Objective: Our objective was to describe INR control in NVAF patients who had been receiving warfarin for at least 6 months.
Methods: Using retrospective patient data from the CoagClinic™ database, we analyzed data from NVAF patients treated with warfarin to assess the quality of INR control and possible predictors of poor INR control. Time within, above, and below the recommended INR range (2.0-3.0) was calculated for patients who had received warfarin for ≥6 months and had three or more INR values. The analysis also assessed INR patterns and resource utilization of patients with an INR >4.0. Logistic regression models were used to determine factors associated with poor INR control.

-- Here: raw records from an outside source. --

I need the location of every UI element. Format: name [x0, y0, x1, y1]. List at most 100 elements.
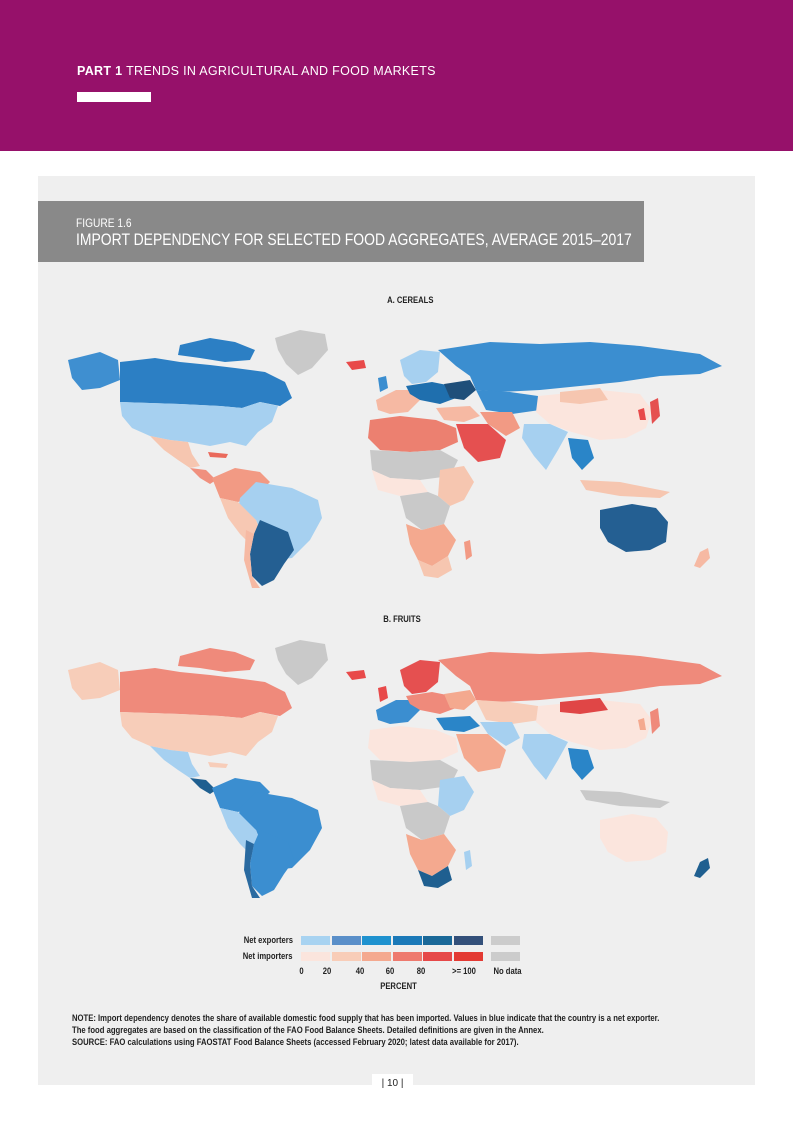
- mongolia: [560, 698, 608, 714]
- legend-exporter-swatch: [331, 936, 361, 945]
- alaska: [68, 662, 120, 700]
- new-zealand: [694, 548, 710, 568]
- north-africa: [368, 726, 458, 762]
- chile: [244, 840, 260, 898]
- figure-title-box: [38, 201, 644, 262]
- japan: [650, 708, 660, 734]
- brazil: [238, 792, 322, 870]
- turkey-middle-east: [436, 406, 480, 422]
- legend-tick-40: 40: [355, 966, 365, 976]
- legend-importer-swatch: [453, 952, 483, 961]
- figure-panel: [38, 176, 755, 1085]
- east-africa: [438, 776, 474, 816]
- alaska: [68, 352, 120, 390]
- new-zealand: [694, 858, 710, 878]
- kazakhstan: [476, 390, 540, 414]
- central-europe: [406, 382, 456, 404]
- part-label: PART 1: [77, 64, 123, 78]
- iceland: [346, 360, 366, 370]
- legend-exporter-swatch: [301, 936, 330, 945]
- legend-nodata-swatch: [491, 936, 520, 945]
- south-africa: [418, 866, 452, 888]
- running-head: PART 1 TRENDS IN AGRICULTURAL AND FOOD M…: [77, 64, 436, 78]
- canada-arctic-islands: [178, 338, 255, 362]
- cereals-world-map: [68, 330, 722, 588]
- russia: [438, 342, 722, 392]
- brazil: [238, 482, 322, 560]
- japan: [650, 398, 660, 424]
- west-africa: [372, 780, 428, 806]
- argentina: [250, 520, 294, 586]
- korea: [638, 408, 646, 420]
- indonesia: [580, 790, 670, 808]
- sahel: [370, 760, 458, 790]
- legend-exporter-swatch: [362, 936, 391, 945]
- canada: [120, 668, 292, 718]
- page-header: PART 1 TRENDS IN AGRICULTURAL AND FOOD M…: [0, 0, 793, 151]
- canada-arctic-islands: [178, 648, 255, 672]
- saudi-arabia: [456, 424, 506, 462]
- legend-axis-label: PERCENT: [380, 981, 417, 991]
- cereals-map-title: A. CEREALS: [387, 295, 434, 305]
- central-europe: [406, 692, 456, 714]
- central-america: [190, 778, 216, 794]
- legend-importer-swatch: [392, 952, 422, 961]
- scandinavia: [400, 350, 440, 384]
- southern-africa: [406, 834, 456, 876]
- uk: [378, 376, 388, 392]
- cuba: [208, 452, 228, 458]
- legend-importer-swatch: [362, 952, 391, 961]
- ukraine: [444, 380, 476, 400]
- legend-exporter-swatch: [453, 936, 483, 945]
- header-accent-bar: [77, 92, 151, 102]
- india: [522, 734, 568, 780]
- north-africa: [368, 416, 458, 452]
- korea: [638, 718, 646, 730]
- central-africa: [400, 492, 450, 530]
- part-title: TRENDS IN AGRICULTURAL AND FOOD MARKETS: [126, 64, 436, 78]
- ukraine: [444, 690, 476, 710]
- greenland: [275, 640, 328, 685]
- iran: [480, 722, 520, 746]
- note-line: The food aggregates are based on the cla…: [72, 1024, 544, 1035]
- chile: [244, 530, 260, 588]
- east-africa: [438, 466, 474, 506]
- central-africa: [400, 802, 450, 840]
- legend-tick-60: 60: [385, 966, 395, 976]
- legend-importer-swatch: [331, 952, 361, 961]
- southeast-asia: [568, 748, 594, 780]
- south-africa: [418, 556, 452, 578]
- turkey-middle-east: [436, 716, 480, 732]
- iran: [480, 412, 520, 436]
- scandinavia: [400, 660, 440, 694]
- iceland: [346, 670, 366, 680]
- legend-tick-nodata: No data: [493, 966, 522, 976]
- legend-tick-100: >= 100: [452, 966, 476, 976]
- legend-exporter-swatch: [392, 936, 422, 945]
- argentina: [250, 830, 294, 896]
- note-line: NOTE: Import dependency denotes the shar…: [72, 1012, 660, 1023]
- western-europe: [376, 700, 420, 724]
- greenland: [275, 330, 328, 375]
- figure-label: FIGURE 1.6: [76, 216, 132, 230]
- source-line: SOURCE: FAO calculations using FAOSTAT F…: [72, 1036, 519, 1047]
- page-number: | 10 |: [372, 1074, 413, 1094]
- usa: [120, 402, 278, 446]
- legend-importer-swatch: [423, 952, 452, 961]
- canada: [120, 358, 292, 408]
- figure-title: IMPORT DEPENDENCY FOR SELECTED FOOD AGGR…: [76, 230, 632, 249]
- usa: [120, 712, 278, 756]
- southeast-asia: [568, 438, 594, 470]
- central-america: [190, 468, 216, 484]
- legend-tick-0: 0: [299, 966, 304, 976]
- uk: [378, 686, 388, 702]
- australia: [600, 504, 668, 552]
- southern-africa: [406, 524, 456, 566]
- fruits-map-title: B. FRUITS: [383, 614, 421, 624]
- fruits-world-map: [68, 640, 722, 898]
- indonesia: [580, 480, 670, 498]
- india: [522, 424, 568, 470]
- legend-tick-20: 20: [322, 966, 332, 976]
- cuba: [208, 762, 228, 768]
- mongolia: [560, 388, 608, 404]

Results: Patients (n = 9433) had an average of 1.6 measurements per 30 days. Mean follow-up time was 544 days. Approximately 39% of INR values were out of range, with 23% of INR values being <2.0 and 16% being >3.0. Mean percent time with INR in therapeutic range was 67%; INR <2.0 was 19% and INR >3.0 was 14%. Patients with more than one reading of INR >4.0 (~39%) required an average of one more visit and took 3 weeks to return to an in-range INR. Male sex and age >75 years were predictive of better INR control, whereas a history of heart failure or diabetes were predictive of out-of-range INR values. However, patient characteristics did not predict the likelihood of INR >4.0.
Conclusions: Out-of-range INR values remain frequent in patients with NVAF treated with warfarin. Exposure to high INR values was common, resulting in increased resource utilization.